Mrs. Caffrey confided in her letter that she had just read Miss Kestrel-Haven's
Duke's Delight
and had found it delightful indeed. Could Miss Kestrel-Haven spare a moment to tell her how she had come up with the notion of a locket containing a portrait of a tabby cat? And so on. Ames sent a reply.
In her next letter, written after reading
Marianne: or The Actor's Stratagem,
Mrs. Caffrey explained that she had been a lifelong amateur thespian; though now well past eighty, she was still active in the AdirondActors, the community theater group she had helped to found more than sixty years before. Her own mother had been a diseuse, a recitalist, entertaining turn-of-the-century audiences by declaiming the poetry of Wordsworth and Longfellow, and she had brought up her daughters to regard elocution as next to godliness. Ada herself could still recite Tennyson's
Maud
in her sleep, and so how interesting it had been for her to read of Marianne, who etc., etc., etc.
This time Ames showed the letter to Juliet. Always wary of starting a new correspondence—they were so seductive, such a good way to kill time one really ought to spend trying to write books—Juliet found herself too intrigued not to respond. She dashed off a friendly note, and Mrs. Caffrey, of course, dashed one back. From then on, the two had exchanged letters every three or four months, Juliet's printed out from her computer, Mrs. Caffrey's painstakingly handwritten in her spiky, vigorous script. Juliet knew now that Mrs. Caffrey lived alone on the apple farm, long since defunct, where she had grown up, in Espyville, a hamlet on the southern border of the Adirondack Park; that she had taught diction and public speaking at a private girl's academy in Gloversville, the nearest town; that she spent a great deal of her time working on her poetry; that she had
two cats, Zsa-Zsa and Marilyn; that she had read and loved all of Angelica Kestrel-Haven's books; and that she strongly believed they would be better if Juliet would ginger them up with some explicit sex.

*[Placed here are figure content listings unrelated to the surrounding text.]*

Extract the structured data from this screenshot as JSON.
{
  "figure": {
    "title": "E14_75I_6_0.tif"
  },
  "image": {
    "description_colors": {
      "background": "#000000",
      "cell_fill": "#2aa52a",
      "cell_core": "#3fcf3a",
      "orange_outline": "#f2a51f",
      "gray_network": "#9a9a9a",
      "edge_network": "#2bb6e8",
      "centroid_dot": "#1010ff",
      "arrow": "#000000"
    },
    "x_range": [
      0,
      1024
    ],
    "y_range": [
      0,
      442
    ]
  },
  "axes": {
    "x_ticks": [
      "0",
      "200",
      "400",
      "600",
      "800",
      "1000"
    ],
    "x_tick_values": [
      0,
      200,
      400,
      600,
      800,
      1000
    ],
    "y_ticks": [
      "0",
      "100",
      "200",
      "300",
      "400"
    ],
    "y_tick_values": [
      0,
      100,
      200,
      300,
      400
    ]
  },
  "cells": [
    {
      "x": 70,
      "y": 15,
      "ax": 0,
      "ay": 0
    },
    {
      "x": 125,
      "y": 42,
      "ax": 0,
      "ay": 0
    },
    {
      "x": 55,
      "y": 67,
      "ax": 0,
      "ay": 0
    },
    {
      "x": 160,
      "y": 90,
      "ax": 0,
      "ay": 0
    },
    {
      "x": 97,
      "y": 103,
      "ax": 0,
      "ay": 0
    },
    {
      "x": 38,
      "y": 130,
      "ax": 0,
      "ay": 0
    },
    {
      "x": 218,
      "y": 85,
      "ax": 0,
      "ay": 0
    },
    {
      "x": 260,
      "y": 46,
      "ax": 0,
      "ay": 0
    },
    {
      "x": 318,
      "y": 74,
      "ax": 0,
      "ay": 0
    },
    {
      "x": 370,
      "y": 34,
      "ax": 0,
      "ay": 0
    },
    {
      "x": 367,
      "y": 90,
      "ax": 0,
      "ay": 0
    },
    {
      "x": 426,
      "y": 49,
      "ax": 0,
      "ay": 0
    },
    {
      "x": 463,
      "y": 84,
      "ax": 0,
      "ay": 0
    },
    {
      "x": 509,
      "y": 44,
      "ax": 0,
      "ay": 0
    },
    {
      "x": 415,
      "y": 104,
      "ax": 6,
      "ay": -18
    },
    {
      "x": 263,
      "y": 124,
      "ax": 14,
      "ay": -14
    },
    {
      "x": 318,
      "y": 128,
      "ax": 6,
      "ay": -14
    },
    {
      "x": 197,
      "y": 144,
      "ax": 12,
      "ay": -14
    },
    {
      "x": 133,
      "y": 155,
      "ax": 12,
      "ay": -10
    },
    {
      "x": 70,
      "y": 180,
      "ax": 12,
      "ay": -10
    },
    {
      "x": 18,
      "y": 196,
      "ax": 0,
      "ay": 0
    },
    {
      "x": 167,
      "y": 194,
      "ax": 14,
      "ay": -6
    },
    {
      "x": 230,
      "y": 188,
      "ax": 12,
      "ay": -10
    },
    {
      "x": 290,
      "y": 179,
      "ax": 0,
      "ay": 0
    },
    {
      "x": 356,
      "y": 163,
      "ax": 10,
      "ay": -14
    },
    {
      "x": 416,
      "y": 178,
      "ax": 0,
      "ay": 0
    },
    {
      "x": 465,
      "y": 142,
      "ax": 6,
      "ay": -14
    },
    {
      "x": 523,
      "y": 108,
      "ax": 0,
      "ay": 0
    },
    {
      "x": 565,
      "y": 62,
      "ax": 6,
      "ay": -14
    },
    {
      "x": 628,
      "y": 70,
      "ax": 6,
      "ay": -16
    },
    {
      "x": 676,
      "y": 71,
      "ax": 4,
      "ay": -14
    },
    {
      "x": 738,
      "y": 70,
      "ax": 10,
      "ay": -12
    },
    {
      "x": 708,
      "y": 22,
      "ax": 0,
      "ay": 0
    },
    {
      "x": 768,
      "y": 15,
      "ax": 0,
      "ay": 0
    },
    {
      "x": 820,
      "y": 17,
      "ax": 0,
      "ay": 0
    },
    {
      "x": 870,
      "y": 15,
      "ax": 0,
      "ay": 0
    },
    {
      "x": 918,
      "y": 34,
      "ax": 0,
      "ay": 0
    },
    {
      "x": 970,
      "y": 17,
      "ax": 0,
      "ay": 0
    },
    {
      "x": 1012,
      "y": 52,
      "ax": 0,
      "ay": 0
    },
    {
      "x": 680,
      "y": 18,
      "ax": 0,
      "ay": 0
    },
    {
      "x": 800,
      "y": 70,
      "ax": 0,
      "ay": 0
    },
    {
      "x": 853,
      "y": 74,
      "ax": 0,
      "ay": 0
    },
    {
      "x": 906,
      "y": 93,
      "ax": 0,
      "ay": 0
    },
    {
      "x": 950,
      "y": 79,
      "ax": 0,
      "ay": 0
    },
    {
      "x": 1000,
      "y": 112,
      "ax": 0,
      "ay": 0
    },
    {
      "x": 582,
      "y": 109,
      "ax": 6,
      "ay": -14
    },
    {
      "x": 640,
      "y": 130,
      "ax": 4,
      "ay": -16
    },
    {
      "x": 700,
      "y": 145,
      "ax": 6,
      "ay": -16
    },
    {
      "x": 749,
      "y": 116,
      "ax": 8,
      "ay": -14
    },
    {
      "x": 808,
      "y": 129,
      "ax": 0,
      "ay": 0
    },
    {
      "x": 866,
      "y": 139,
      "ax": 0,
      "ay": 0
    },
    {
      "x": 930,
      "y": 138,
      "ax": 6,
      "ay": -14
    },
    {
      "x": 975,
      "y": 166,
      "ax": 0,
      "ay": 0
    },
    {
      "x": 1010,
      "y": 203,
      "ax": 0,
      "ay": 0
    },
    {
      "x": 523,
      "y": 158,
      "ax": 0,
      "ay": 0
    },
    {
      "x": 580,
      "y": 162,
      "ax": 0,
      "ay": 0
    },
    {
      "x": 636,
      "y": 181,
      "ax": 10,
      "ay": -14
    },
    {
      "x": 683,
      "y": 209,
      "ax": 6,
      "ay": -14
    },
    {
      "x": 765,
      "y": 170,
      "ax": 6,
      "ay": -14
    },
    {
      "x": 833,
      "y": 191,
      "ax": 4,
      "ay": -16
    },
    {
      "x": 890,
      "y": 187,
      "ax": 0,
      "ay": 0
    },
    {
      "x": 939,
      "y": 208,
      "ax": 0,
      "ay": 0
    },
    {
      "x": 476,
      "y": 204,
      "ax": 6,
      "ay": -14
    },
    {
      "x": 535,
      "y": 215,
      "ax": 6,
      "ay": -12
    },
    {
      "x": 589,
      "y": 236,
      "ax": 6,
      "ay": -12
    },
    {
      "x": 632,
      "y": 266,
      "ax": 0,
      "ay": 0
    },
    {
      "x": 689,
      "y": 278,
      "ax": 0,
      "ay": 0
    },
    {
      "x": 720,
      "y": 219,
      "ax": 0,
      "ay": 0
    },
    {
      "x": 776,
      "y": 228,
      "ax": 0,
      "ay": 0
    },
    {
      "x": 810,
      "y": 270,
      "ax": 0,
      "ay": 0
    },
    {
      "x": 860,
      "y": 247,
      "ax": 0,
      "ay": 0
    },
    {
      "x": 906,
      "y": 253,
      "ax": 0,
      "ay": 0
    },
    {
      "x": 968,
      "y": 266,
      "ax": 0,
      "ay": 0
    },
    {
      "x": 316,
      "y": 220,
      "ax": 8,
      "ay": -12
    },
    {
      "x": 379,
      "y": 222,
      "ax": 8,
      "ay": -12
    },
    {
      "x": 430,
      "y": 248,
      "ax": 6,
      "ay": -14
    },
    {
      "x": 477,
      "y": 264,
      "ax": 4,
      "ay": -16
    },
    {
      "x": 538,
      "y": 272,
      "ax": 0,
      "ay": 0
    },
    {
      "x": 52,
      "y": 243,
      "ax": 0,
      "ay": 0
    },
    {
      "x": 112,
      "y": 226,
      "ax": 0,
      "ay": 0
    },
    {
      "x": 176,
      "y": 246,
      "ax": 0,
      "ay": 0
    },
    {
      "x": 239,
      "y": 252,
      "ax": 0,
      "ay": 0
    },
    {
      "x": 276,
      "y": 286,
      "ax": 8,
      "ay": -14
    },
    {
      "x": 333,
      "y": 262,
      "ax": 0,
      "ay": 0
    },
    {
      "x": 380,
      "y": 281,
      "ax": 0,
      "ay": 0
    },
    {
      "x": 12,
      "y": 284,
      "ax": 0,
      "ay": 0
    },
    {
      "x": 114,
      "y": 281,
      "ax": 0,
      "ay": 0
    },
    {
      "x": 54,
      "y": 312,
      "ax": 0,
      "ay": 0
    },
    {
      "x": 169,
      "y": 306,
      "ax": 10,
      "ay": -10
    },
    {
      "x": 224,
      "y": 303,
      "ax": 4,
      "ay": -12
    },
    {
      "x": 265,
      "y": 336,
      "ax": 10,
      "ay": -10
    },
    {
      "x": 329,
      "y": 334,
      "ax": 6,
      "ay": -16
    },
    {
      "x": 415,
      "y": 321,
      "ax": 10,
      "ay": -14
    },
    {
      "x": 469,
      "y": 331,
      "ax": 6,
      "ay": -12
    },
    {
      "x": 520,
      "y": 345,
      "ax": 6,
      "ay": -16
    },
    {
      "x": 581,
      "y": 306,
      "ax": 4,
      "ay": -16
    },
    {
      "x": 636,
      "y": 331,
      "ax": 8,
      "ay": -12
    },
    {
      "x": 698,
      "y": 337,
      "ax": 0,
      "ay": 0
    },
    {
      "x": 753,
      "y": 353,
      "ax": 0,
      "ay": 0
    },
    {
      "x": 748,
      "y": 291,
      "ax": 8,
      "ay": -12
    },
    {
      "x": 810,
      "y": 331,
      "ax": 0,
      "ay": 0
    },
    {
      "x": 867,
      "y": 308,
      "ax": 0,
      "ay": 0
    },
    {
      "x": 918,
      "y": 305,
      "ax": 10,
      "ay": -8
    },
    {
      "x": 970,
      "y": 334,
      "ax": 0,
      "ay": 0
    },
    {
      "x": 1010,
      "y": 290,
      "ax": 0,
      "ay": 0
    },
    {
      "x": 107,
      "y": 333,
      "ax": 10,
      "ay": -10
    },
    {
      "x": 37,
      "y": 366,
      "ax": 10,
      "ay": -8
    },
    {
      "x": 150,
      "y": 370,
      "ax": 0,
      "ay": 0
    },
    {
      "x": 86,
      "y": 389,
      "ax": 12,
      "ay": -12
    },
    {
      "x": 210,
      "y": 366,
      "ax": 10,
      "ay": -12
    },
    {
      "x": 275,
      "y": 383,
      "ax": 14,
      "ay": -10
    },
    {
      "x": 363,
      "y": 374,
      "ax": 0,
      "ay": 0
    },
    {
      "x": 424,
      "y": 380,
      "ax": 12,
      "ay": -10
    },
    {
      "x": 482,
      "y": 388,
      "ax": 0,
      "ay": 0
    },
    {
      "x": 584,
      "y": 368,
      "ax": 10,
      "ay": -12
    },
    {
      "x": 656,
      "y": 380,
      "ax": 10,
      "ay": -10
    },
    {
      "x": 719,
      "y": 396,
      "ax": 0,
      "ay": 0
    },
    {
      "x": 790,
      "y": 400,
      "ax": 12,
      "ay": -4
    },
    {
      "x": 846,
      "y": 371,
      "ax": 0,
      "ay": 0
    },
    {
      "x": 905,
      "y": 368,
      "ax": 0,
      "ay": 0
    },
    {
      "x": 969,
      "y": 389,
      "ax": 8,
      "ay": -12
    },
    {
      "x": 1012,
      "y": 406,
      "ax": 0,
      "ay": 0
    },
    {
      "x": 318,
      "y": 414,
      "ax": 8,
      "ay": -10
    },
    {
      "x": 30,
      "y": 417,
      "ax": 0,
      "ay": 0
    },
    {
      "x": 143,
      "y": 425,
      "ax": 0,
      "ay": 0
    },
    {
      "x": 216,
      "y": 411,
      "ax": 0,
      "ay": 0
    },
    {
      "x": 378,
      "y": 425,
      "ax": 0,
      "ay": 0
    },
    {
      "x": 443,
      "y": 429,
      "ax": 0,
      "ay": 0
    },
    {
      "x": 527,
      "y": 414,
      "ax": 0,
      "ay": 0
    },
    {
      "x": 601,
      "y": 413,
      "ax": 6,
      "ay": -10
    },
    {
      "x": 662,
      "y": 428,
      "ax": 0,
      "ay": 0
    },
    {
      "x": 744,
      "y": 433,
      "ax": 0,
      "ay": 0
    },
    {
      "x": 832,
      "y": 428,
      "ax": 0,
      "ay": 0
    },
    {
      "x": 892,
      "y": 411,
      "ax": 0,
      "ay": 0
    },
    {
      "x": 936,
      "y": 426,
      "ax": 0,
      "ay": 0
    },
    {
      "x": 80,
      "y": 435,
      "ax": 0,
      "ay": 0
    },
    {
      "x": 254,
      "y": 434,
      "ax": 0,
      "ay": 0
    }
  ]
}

Then, three or four weeks ago, Mrs. Caffrey had written in great excitement. She had just come across “a short manuscript circa 1825, concerning an English lord,” she said, which she wished very much to show to Juliet. She did not want to consult anyone up near Espyville, or even say a word about it until Juliet had seen it. If Juliet would suggest a reasonably priced hotel she might stay in, she would come down to New York City and bring it in person.